User: "fix the bug in the login page"
Why bad: This is a single focused fix, not a multi-phase project. Use direct executor delegation or ralph instead.
User: "what are some good approaches for adding caching?"
Why bad: This is an exploration/brainstorming request. Respond conversationally or use the plan skill.
<Escalation_And_Stop_Conditions>
- Stop and report when the same QA error persists across 3 cycles (fundamental issue requiring human input)
- Stop and report when validation keeps failing after 3 re-validation rounds
- Stop when the user says "stop", "cancel", or "abort"

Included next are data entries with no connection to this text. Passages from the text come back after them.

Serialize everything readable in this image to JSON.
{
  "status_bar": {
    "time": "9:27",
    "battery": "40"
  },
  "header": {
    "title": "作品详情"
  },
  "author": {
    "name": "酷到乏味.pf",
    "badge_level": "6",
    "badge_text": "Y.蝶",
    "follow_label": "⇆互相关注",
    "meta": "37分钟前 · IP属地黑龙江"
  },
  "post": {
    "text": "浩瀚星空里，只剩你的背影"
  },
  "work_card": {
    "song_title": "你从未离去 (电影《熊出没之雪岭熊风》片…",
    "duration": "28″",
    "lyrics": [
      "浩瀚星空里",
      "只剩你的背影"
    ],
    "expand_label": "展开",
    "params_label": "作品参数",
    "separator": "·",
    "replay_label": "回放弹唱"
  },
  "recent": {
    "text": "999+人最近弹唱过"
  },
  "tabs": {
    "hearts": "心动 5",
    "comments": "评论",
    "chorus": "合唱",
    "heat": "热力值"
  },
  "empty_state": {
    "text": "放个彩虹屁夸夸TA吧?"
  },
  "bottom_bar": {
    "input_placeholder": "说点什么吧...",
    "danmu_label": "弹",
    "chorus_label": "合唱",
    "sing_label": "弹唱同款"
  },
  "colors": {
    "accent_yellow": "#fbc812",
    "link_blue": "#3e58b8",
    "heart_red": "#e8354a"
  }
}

- If requirements were too vague and expansion produces an unclear spec, pause and ask the user for clarification before proceeding
</Escalation_And_Stop_Conditions>
<Final_Checklist>
## Configuration
Optional settings in .claude/settings.json:
{
"pep": {
"autopilot": {
"maxIterations": 10,
"maxQaCycles": 5,
"maxValidationRounds": 3,
"pauseAfterExpansion": false,
"pauseAfterPlanning": false,
"skipQa": false,
"skipValidation": false
}
}
}
Resume
If autopilot was cancelled or failed, run /pepcode:autopilot again to resume from where it stopped.
Best Practices for Input
- Be specific about the domain -- "bookstore" not "store"

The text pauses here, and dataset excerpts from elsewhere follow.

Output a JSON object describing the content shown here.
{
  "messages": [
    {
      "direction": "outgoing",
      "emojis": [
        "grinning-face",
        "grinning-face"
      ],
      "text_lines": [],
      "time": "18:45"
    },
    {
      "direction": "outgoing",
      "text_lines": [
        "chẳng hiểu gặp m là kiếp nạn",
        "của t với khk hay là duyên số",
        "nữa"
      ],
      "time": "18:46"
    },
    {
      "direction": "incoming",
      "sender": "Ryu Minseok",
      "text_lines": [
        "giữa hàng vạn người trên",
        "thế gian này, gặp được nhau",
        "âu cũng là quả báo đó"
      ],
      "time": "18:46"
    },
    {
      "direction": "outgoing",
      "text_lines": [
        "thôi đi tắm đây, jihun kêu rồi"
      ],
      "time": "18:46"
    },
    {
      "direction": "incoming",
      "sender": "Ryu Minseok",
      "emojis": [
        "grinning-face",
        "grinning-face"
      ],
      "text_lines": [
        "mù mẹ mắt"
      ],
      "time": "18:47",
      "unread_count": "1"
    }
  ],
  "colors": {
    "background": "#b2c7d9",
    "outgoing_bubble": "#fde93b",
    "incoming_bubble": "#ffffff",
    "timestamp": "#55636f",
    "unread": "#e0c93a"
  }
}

- Mention key features -- "with CRUD", "with authentication"
- Specify constraints -- "using TypeScript", "with PostgreSQL"
- Let it run -- avoid interrupting unless truly needed
Troubleshooting
Stuck in a phase? Check TODO list for blocked tasks, review .pep/autopilot-state.json, or cancel and resume.
QA cycles exhausted? The same error 3 times indicates a fundamental issue. Review the error pattern; manual intervention may be needed.
Validation keeps failing? Review the specific issues. Requirements may have been too vague -- cancel and provide more detail.